Now she was thirty-two, and he had recently noticed a less pleasant note intruding into her personality. Dark-haired and petite, her skin was still as clear and white as it had been ten years earlier, but the angles of her face had begun to show, her eyes were now more sombre. She was less confident, a little sharper, the boy friend of the moment was kept more on his toes, thrown out just those few days sooner. What Maitland really feared was that she might suddenly decide to return to him and set up again the ghastly ménage of the months before she had finally left him-a period of endless bickering and pain.

"Good to see you again, Susan," he said, kissing her on the cheek. "I thought you were staying down at Worthing."

"We were," Susan said, "but it's getting so windy. The sea's coming in right over the beach and it's a bore listening to that din all the time." She wandered around the lounge, looking at the bookshelves. Uneasily, Maitland realized that she might notice the gaps in the shelves where he had pulled down his reference books and packed them away. The phonograph was Susan's and he had left that, but most of his own records he had sent on by sea.

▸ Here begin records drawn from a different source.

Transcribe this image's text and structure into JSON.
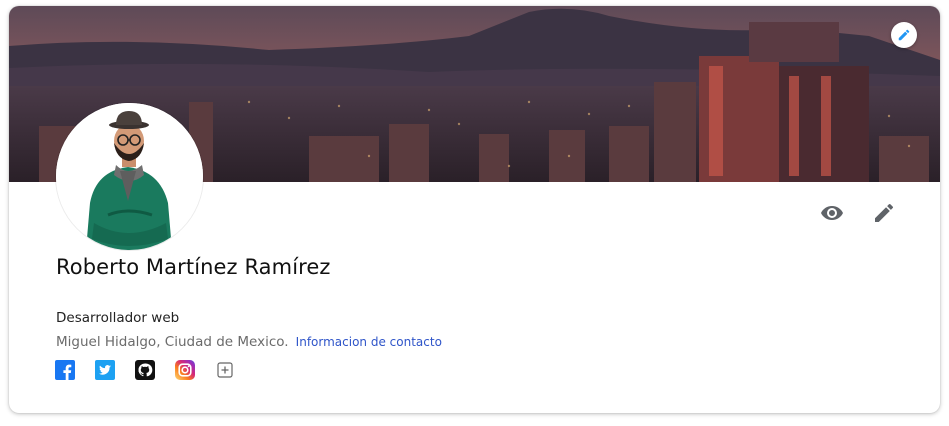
{
  "profile": {
    "name": "Roberto Martínez Ramírez",
    "headline": "Desarrollador web",
    "location": "Miguel Hidalgo, Ciudad de Mexico.",
    "contact_link": "Informacion de contacto"
  },
  "icons": {
    "banner_edit": "pencil-icon",
    "view": "eye-icon",
    "edit": "pencil-icon",
    "socials": [
      "facebook-icon",
      "twitter-icon",
      "github-icon",
      "instagram-icon",
      "add-box-icon"
    ]
  },
  "colors": {
    "accent": "#2196f3",
    "link": "#2f55c9",
    "facebook": "#1877f2",
    "twitter": "#1da1f2",
    "github": "#111111",
    "sweater": "#1a7a5e"
  }
}
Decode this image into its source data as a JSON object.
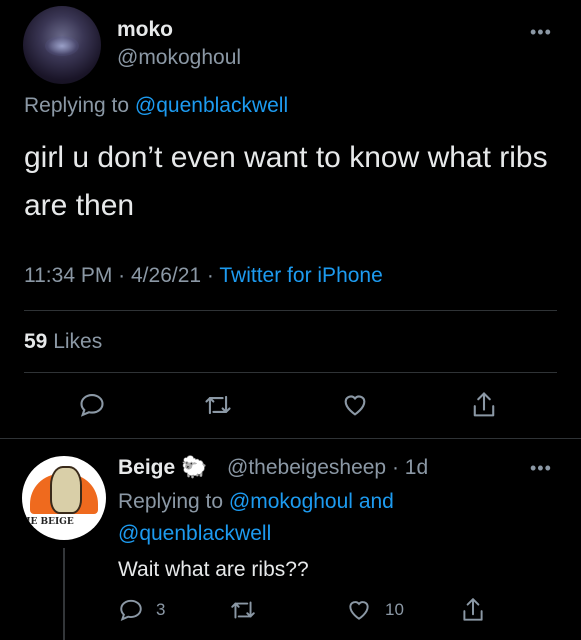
{
  "tweet": {
    "author_name": "moko",
    "author_handle": "@mokoghoul",
    "replying_prefix": "Replying to",
    "replying_to": "@quenblackwell",
    "text": "girl u don’t even want to know what ribs are then",
    "time": "11:34 PM",
    "date": "4/26/21",
    "source": "Twitter for iPhone",
    "likes_count": "59",
    "likes_label": "Likes",
    "more": "•••"
  },
  "reply": {
    "author_name": "Beige",
    "author_emoji": "🐑",
    "author_handle": "@thebeigesheep",
    "age": "1d",
    "replying_prefix": "Replying to",
    "replying_to_1": "@mokoghoul",
    "and_word": "and",
    "replying_to_2": "@quenblackwell",
    "text": "Wait what are ribs??",
    "reply_count": "3",
    "like_count": "10",
    "avatar_banner": "HE BEIGE",
    "more": "•••"
  },
  "colors": {
    "background": "#000000",
    "text": "#e7e9ea",
    "secondary": "#8b98a5",
    "link": "#1d9bf0",
    "divider": "#2f3336"
  }
}
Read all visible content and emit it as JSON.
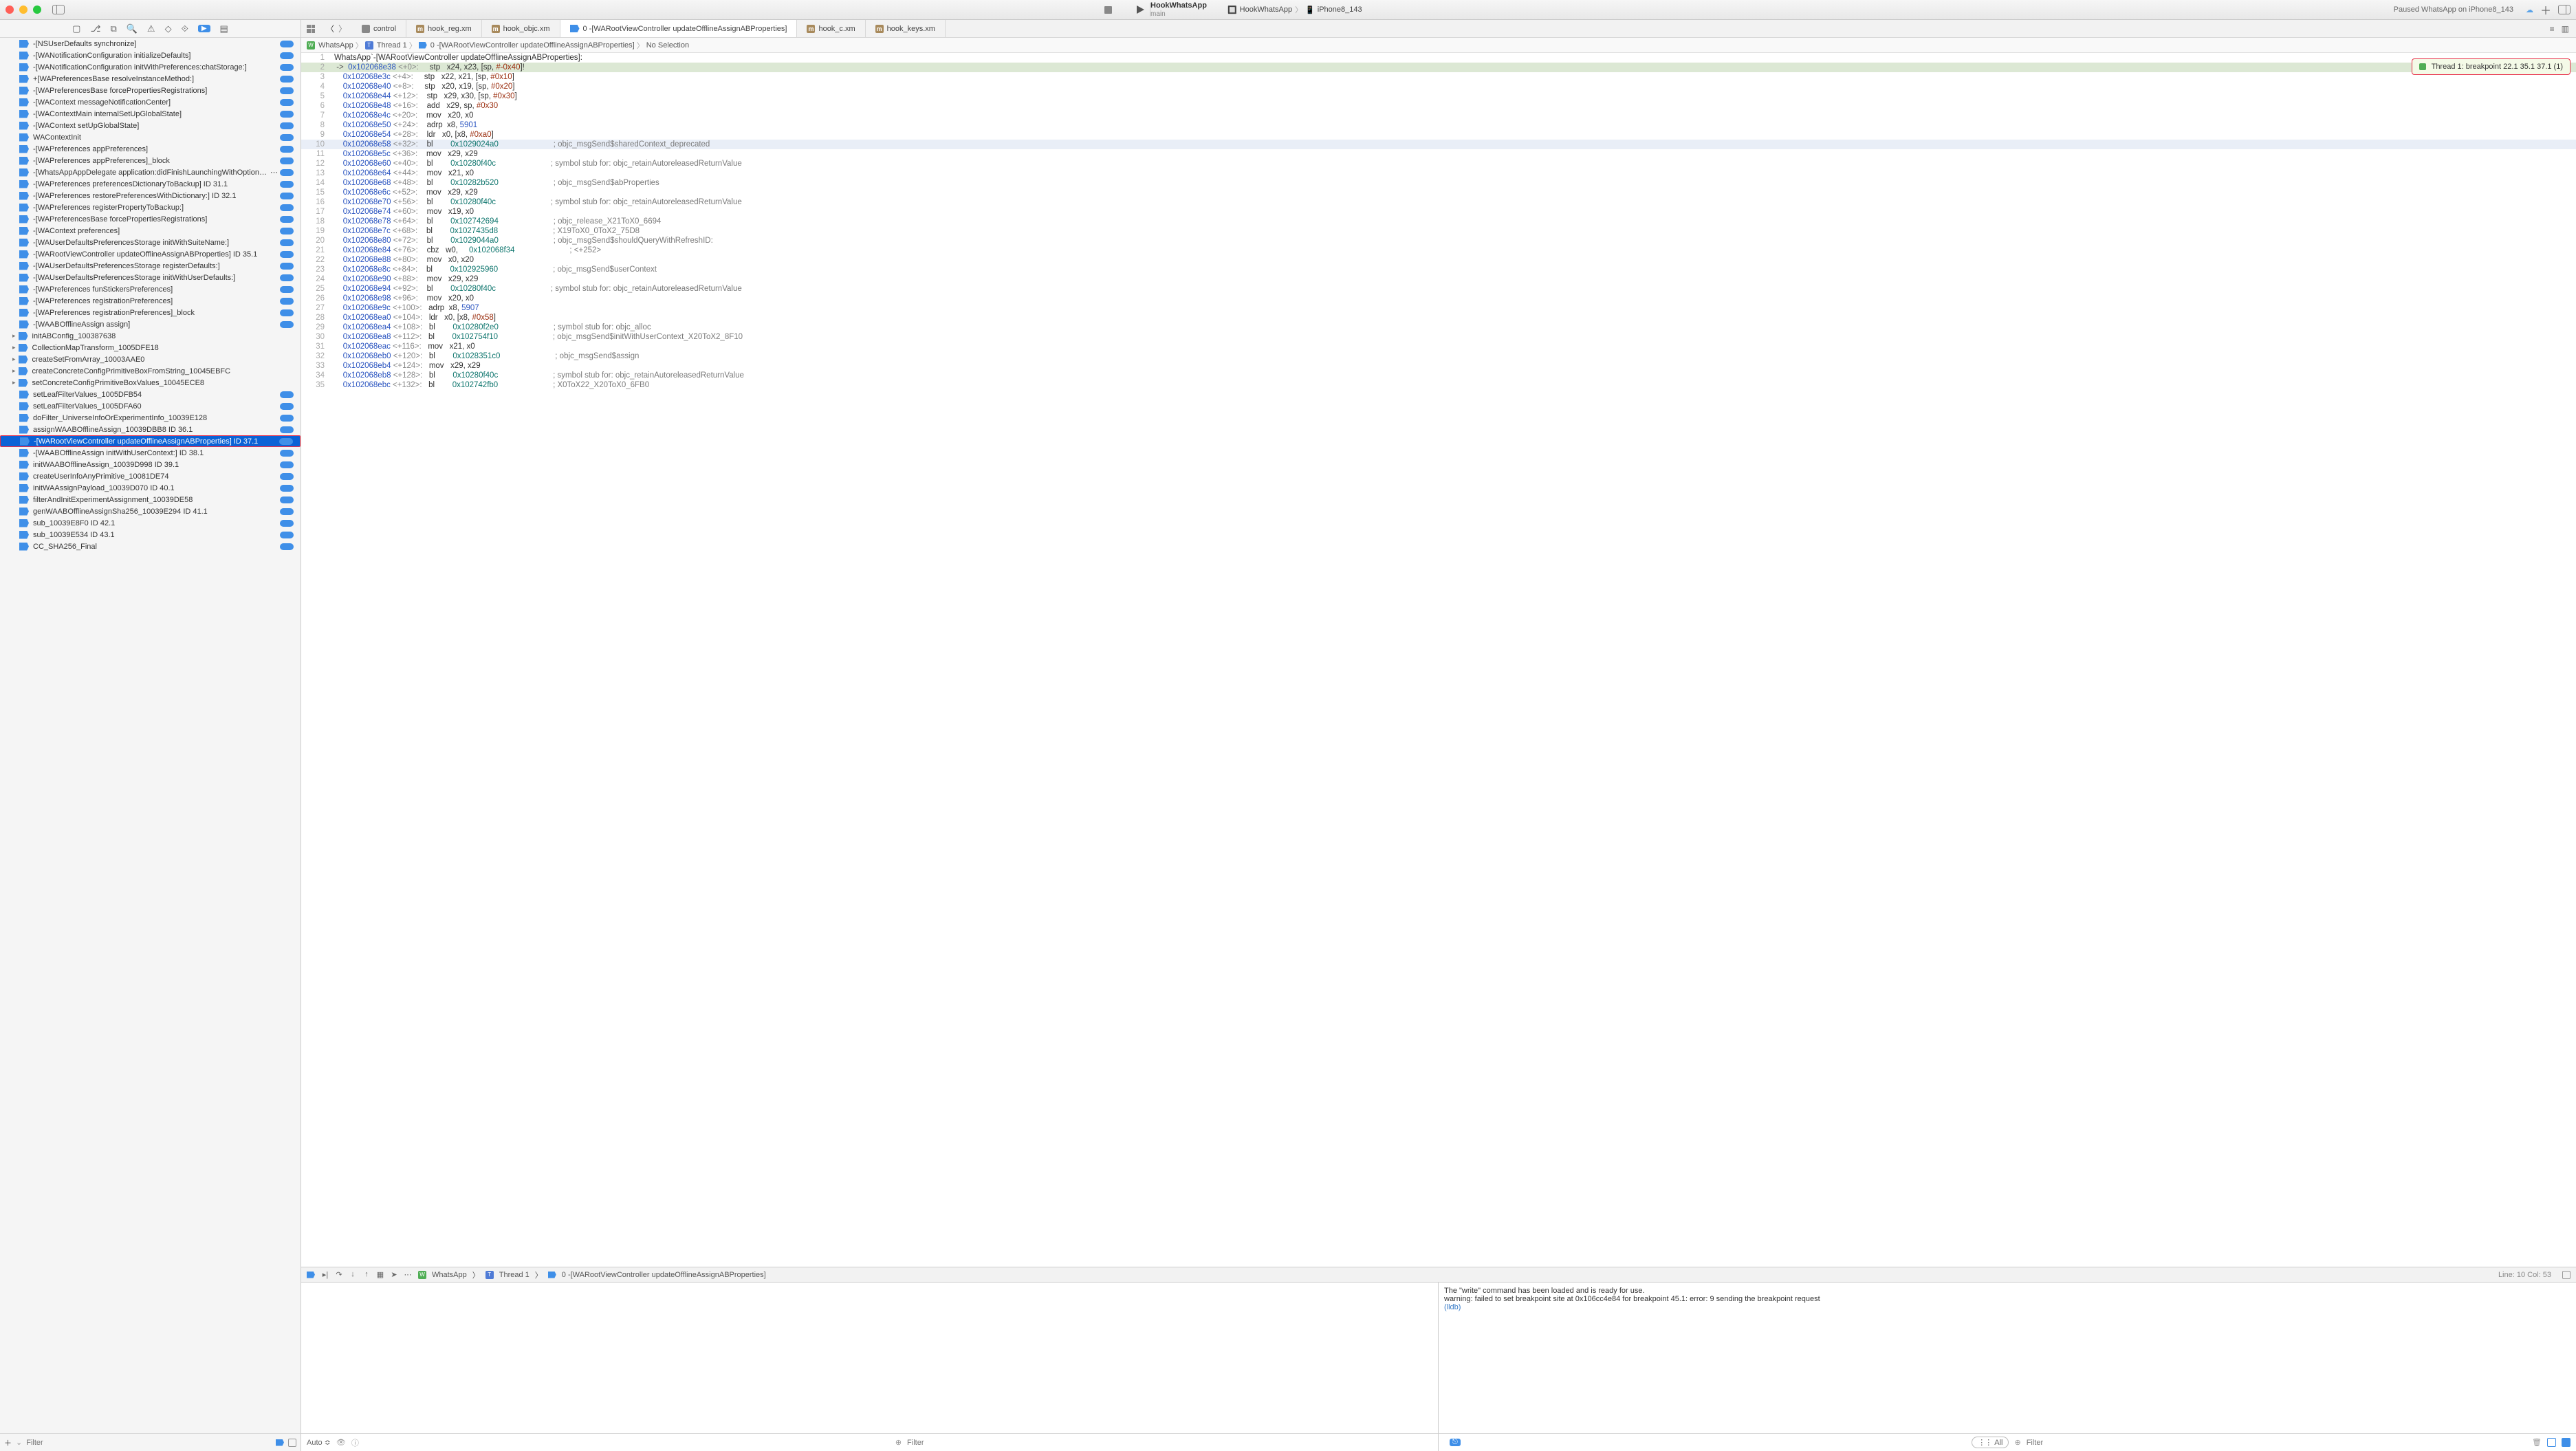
{
  "titlebar": {
    "project": "HookWhatsApp",
    "branch": "main",
    "crumb_app": "HookWhatsApp",
    "crumb_device": "iPhone8_143",
    "status": "Paused WhatsApp on iPhone8_143"
  },
  "nav": {
    "tabs": [
      {
        "icon": "a",
        "label": "control"
      },
      {
        "icon": "m",
        "label": "hook_reg.xm"
      },
      {
        "icon": "m",
        "label": "hook_objc.xm"
      },
      {
        "icon": "bp",
        "label": "0 -[WARootViewController updateOfflineAssignABProperties]",
        "active": true
      },
      {
        "icon": "m",
        "label": "hook_c.xm"
      },
      {
        "icon": "m",
        "label": "hook_keys.xm"
      }
    ]
  },
  "jumpbar": {
    "app": "WhatsApp",
    "thread": "Thread 1",
    "frame": "0 -[WARootViewController updateOfflineAssignABProperties]",
    "sel": "No Selection"
  },
  "overlay": {
    "text": "Thread 1: breakpoint 22.1 35.1 37.1 (1)"
  },
  "code": {
    "header": "WhatsApp`-[WARootViewController updateOfflineAssignABProperties]:",
    "lines": [
      {
        "n": 2,
        "hl": true,
        "arrow": "->",
        "addr": "0x102068e38",
        "off": "<+0>:",
        "op": "stp",
        "args": "x24, x23, [sp, ",
        "hex": "#-0x40",
        "tail": "]!"
      },
      {
        "n": 3,
        "addr": "0x102068e3c",
        "off": "<+4>:",
        "op": "stp",
        "args": "x22, x21, [sp, ",
        "hex": "#0x10",
        "tail": "]"
      },
      {
        "n": 4,
        "addr": "0x102068e40",
        "off": "<+8>:",
        "op": "stp",
        "args": "x20, x19, [sp, ",
        "hex": "#0x20",
        "tail": "]"
      },
      {
        "n": 5,
        "addr": "0x102068e44",
        "off": "<+12>:",
        "op": "stp",
        "args": "x29, x30, [sp, ",
        "hex": "#0x30",
        "tail": "]"
      },
      {
        "n": 6,
        "addr": "0x102068e48",
        "off": "<+16>:",
        "op": "add",
        "args": "x29, sp, ",
        "hex": "#0x30"
      },
      {
        "n": 7,
        "addr": "0x102068e4c",
        "off": "<+20>:",
        "op": "mov",
        "args": "x20, x0"
      },
      {
        "n": 8,
        "addr": "0x102068e50",
        "off": "<+24>:",
        "op": "adrp",
        "args": "x8, ",
        "num": "5901"
      },
      {
        "n": 9,
        "addr": "0x102068e54",
        "off": "<+28>:",
        "op": "ldr",
        "args": "x0, [x8, ",
        "hex": "#0xa0",
        "tail": "]"
      },
      {
        "n": 10,
        "hlrow": true,
        "addr": "0x102068e58",
        "off": "<+32>:",
        "op": "bl",
        "sym": "0x1029024a0",
        "cmt": "; objc_msgSend$sharedContext_deprecated"
      },
      {
        "n": 11,
        "addr": "0x102068e5c",
        "off": "<+36>:",
        "op": "mov",
        "args": "x29, x29"
      },
      {
        "n": 12,
        "addr": "0x102068e60",
        "off": "<+40>:",
        "op": "bl",
        "sym": "0x10280f40c",
        "cmt": "; symbol stub for: objc_retainAutoreleasedReturnValue"
      },
      {
        "n": 13,
        "addr": "0x102068e64",
        "off": "<+44>:",
        "op": "mov",
        "args": "x21, x0"
      },
      {
        "n": 14,
        "addr": "0x102068e68",
        "off": "<+48>:",
        "op": "bl",
        "sym": "0x10282b520",
        "cmt": "; objc_msgSend$abProperties"
      },
      {
        "n": 15,
        "addr": "0x102068e6c",
        "off": "<+52>:",
        "op": "mov",
        "args": "x29, x29"
      },
      {
        "n": 16,
        "addr": "0x102068e70",
        "off": "<+56>:",
        "op": "bl",
        "sym": "0x10280f40c",
        "cmt": "; symbol stub for: objc_retainAutoreleasedReturnValue"
      },
      {
        "n": 17,
        "addr": "0x102068e74",
        "off": "<+60>:",
        "op": "mov",
        "args": "x19, x0"
      },
      {
        "n": 18,
        "addr": "0x102068e78",
        "off": "<+64>:",
        "op": "bl",
        "sym": "0x102742694",
        "cmt": "; objc_release_X21ToX0_6694"
      },
      {
        "n": 19,
        "addr": "0x102068e7c",
        "off": "<+68>:",
        "op": "bl",
        "sym": "0x1027435d8",
        "cmt": "; X19ToX0_0ToX2_75D8"
      },
      {
        "n": 20,
        "addr": "0x102068e80",
        "off": "<+72>:",
        "op": "bl",
        "sym": "0x1029044a0",
        "cmt": "; objc_msgSend$shouldQueryWithRefreshID:"
      },
      {
        "n": 21,
        "addr": "0x102068e84",
        "off": "<+76>:",
        "op": "cbz",
        "args": "w0, ",
        "sym": "0x102068f34",
        "cmt": "; <+252>"
      },
      {
        "n": 22,
        "addr": "0x102068e88",
        "off": "<+80>:",
        "op": "mov",
        "args": "x0, x20"
      },
      {
        "n": 23,
        "addr": "0x102068e8c",
        "off": "<+84>:",
        "op": "bl",
        "sym": "0x102925960",
        "cmt": "; objc_msgSend$userContext"
      },
      {
        "n": 24,
        "addr": "0x102068e90",
        "off": "<+88>:",
        "op": "mov",
        "args": "x29, x29"
      },
      {
        "n": 25,
        "addr": "0x102068e94",
        "off": "<+92>:",
        "op": "bl",
        "sym": "0x10280f40c",
        "cmt": "; symbol stub for: objc_retainAutoreleasedReturnValue"
      },
      {
        "n": 26,
        "addr": "0x102068e98",
        "off": "<+96>:",
        "op": "mov",
        "args": "x20, x0"
      },
      {
        "n": 27,
        "addr": "0x102068e9c",
        "off": "<+100>:",
        "op": "adrp",
        "args": "x8, ",
        "num": "5907"
      },
      {
        "n": 28,
        "addr": "0x102068ea0",
        "off": "<+104>:",
        "op": "ldr",
        "args": "x0, [x8, ",
        "hex": "#0x58",
        "tail": "]"
      },
      {
        "n": 29,
        "addr": "0x102068ea4",
        "off": "<+108>:",
        "op": "bl",
        "sym": "0x10280f2e0",
        "cmt": "; symbol stub for: objc_alloc"
      },
      {
        "n": 30,
        "addr": "0x102068ea8",
        "off": "<+112>:",
        "op": "bl",
        "sym": "0x102754f10",
        "cmt": "; objc_msgSend$initWithUserContext_X20ToX2_8F10"
      },
      {
        "n": 31,
        "addr": "0x102068eac",
        "off": "<+116>:",
        "op": "mov",
        "args": "x21, x0"
      },
      {
        "n": 32,
        "addr": "0x102068eb0",
        "off": "<+120>:",
        "op": "bl",
        "sym": "0x1028351c0",
        "cmt": "; objc_msgSend$assign"
      },
      {
        "n": 33,
        "addr": "0x102068eb4",
        "off": "<+124>:",
        "op": "mov",
        "args": "x29, x29"
      },
      {
        "n": 34,
        "addr": "0x102068eb8",
        "off": "<+128>:",
        "op": "bl",
        "sym": "0x10280f40c",
        "cmt": "; symbol stub for: objc_retainAutoreleasedReturnValue"
      },
      {
        "n": 35,
        "addr": "0x102068ebc",
        "off": "<+132>:",
        "op": "bl",
        "sym": "0x102742fb0",
        "cmt": "; X0ToX22_X20ToX0_6FB0"
      }
    ]
  },
  "debugbar": {
    "app": "WhatsApp",
    "thread": "Thread 1",
    "frame": "0 -[WARootViewController updateOfflineAssignABProperties]",
    "linecol": "Line: 10  Col: 53"
  },
  "console": {
    "line1": "The \"write\" command has been loaded and is ready for use.",
    "line2": "warning: failed to set breakpoint site at 0x106cc4e84 for breakpoint 45.1: error: 9 sending the breakpoint request",
    "prompt": "(lldb)"
  },
  "botfoot": {
    "auto": "Auto ≎",
    "filter": "Filter",
    "all": "All"
  },
  "leftfoot": {
    "filter": "Filter"
  },
  "bp_items": [
    {
      "label": "-[NSUserDefaults synchronize]",
      "trail": true
    },
    {
      "label": "-[WANotificationConfiguration initializeDefaults]",
      "trail": true
    },
    {
      "label": "-[WANotificationConfiguration initWithPreferences:chatStorage:]",
      "trail": true
    },
    {
      "label": "+[WAPreferencesBase resolveInstanceMethod:]",
      "trail": true
    },
    {
      "label": "-[WAPreferencesBase forcePropertiesRegistrations]",
      "trail": true
    },
    {
      "label": "-[WAContext messageNotificationCenter]",
      "trail": true
    },
    {
      "label": "-[WAContextMain internalSetUpGlobalState]",
      "trail": true
    },
    {
      "label": "-[WAContext setUpGlobalState]",
      "trail": true
    },
    {
      "label": "WAContextInit",
      "trail": true
    },
    {
      "label": "-[WAPreferences appPreferences]",
      "trail": true
    },
    {
      "label": "-[WAPreferences appPreferences]_block",
      "trail": true
    },
    {
      "label": "-[WhatsAppAppDelegate application:didFinishLaunchingWithOptions:]  I…",
      "trail": true,
      "dots": true
    },
    {
      "label": "-[WAPreferences preferencesDictionaryToBackup]  ID 31.1",
      "trail": true
    },
    {
      "label": "-[WAPreferences restorePreferencesWithDictionary:]  ID 32.1",
      "trail": true
    },
    {
      "label": "-[WAPreferences registerPropertyToBackup:]",
      "trail": true
    },
    {
      "label": "-[WAPreferencesBase forcePropertiesRegistrations]",
      "trail": true
    },
    {
      "label": "-[WAContext preferences]",
      "trail": true
    },
    {
      "label": "-[WAUserDefaultsPreferencesStorage initWithSuiteName:]",
      "trail": true
    },
    {
      "label": "-[WARootViewController updateOfflineAssignABProperties]  ID 35.1",
      "trail": true
    },
    {
      "label": "-[WAUserDefaultsPreferencesStorage registerDefaults:]",
      "trail": true
    },
    {
      "label": "-[WAUserDefaultsPreferencesStorage initWithUserDefaults:]",
      "trail": true
    },
    {
      "label": "-[WAPreferences funStickersPreferences]",
      "trail": true
    },
    {
      "label": "-[WAPreferences registrationPreferences]",
      "trail": true
    },
    {
      "label": "-[WAPreferences registrationPreferences]_block",
      "trail": true
    },
    {
      "label": "-[WAABOfflineAssign assign]",
      "trail": true
    },
    {
      "label": "initABConfig_100387638",
      "disc": true
    },
    {
      "label": "CollectionMapTransform_1005DFE18",
      "disc": true
    },
    {
      "label": "createSetFromArray_10003AAE0",
      "disc": true
    },
    {
      "label": "createConcreteConfigPrimitiveBoxFromString_10045EBFC",
      "disc": true
    },
    {
      "label": "setConcreteConfigPrimitiveBoxValues_10045ECE8",
      "disc": true
    },
    {
      "label": "setLeafFilterValues_1005DFB54",
      "trail": true
    },
    {
      "label": "setLeafFilterValues_1005DFA60",
      "trail": true
    },
    {
      "label": "doFilter_UniverseInfoOrExperimentInfo_10039E128",
      "trail": true
    },
    {
      "label": "assignWAABOfflineAssign_10039DBB8  ID 36.1",
      "trail": true
    },
    {
      "label": "-[WARootViewController updateOfflineAssignABProperties]  ID 37.1",
      "trail": true,
      "sel": true
    },
    {
      "label": "-[WAABOfflineAssign initWithUserContext:]  ID 38.1",
      "trail": true
    },
    {
      "label": "initWAABOfflineAssign_10039D998  ID 39.1",
      "trail": true
    },
    {
      "label": "createUserInfoAnyPrimitive_10081DE74",
      "trail": true
    },
    {
      "label": "initWAAssignPayload_10039D070  ID 40.1",
      "trail": true
    },
    {
      "label": "filterAndInitExperimentAssignment_10039DE58",
      "trail": true
    },
    {
      "label": "genWAABOfflineAssignSha256_10039E294  ID 41.1",
      "trail": true
    },
    {
      "label": "sub_10039E8F0  ID 42.1",
      "trail": true
    },
    {
      "label": "sub_10039E534  ID 43.1",
      "trail": true
    },
    {
      "label": "CC_SHA256_Final",
      "trail": true
    }
  ]
}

Luckily, these she never played.

"Tremendous seas along the front," Sylvester chimed in. "All the big hotels are shut. Sandbags in the windows. Reminds me of the Dieppe raid."

Maitland nodded, thinking to himself: I bet you were never at Dieppe. Then again, maybe you were. I suppose it takes nerve of some sort even to be a bad racing driver.

He was wondering how to make his exit when Susan turned around, a sheet of typewritten paper in her hand. He had just identified the familiar red-printed heading when she said:

"What about you, Donald? Where have you been?"

Maitland gestured lightly with one hand. "Nothing very interesting. Short conference I read a paper to."

Susan nodded. "In Canada?" she asked quietly.

Sylvester stood up and ambled over to the door, picking the decanter off the bar on his way. "I'll leave you two to get to know each other better." He winked broadly at Maitland.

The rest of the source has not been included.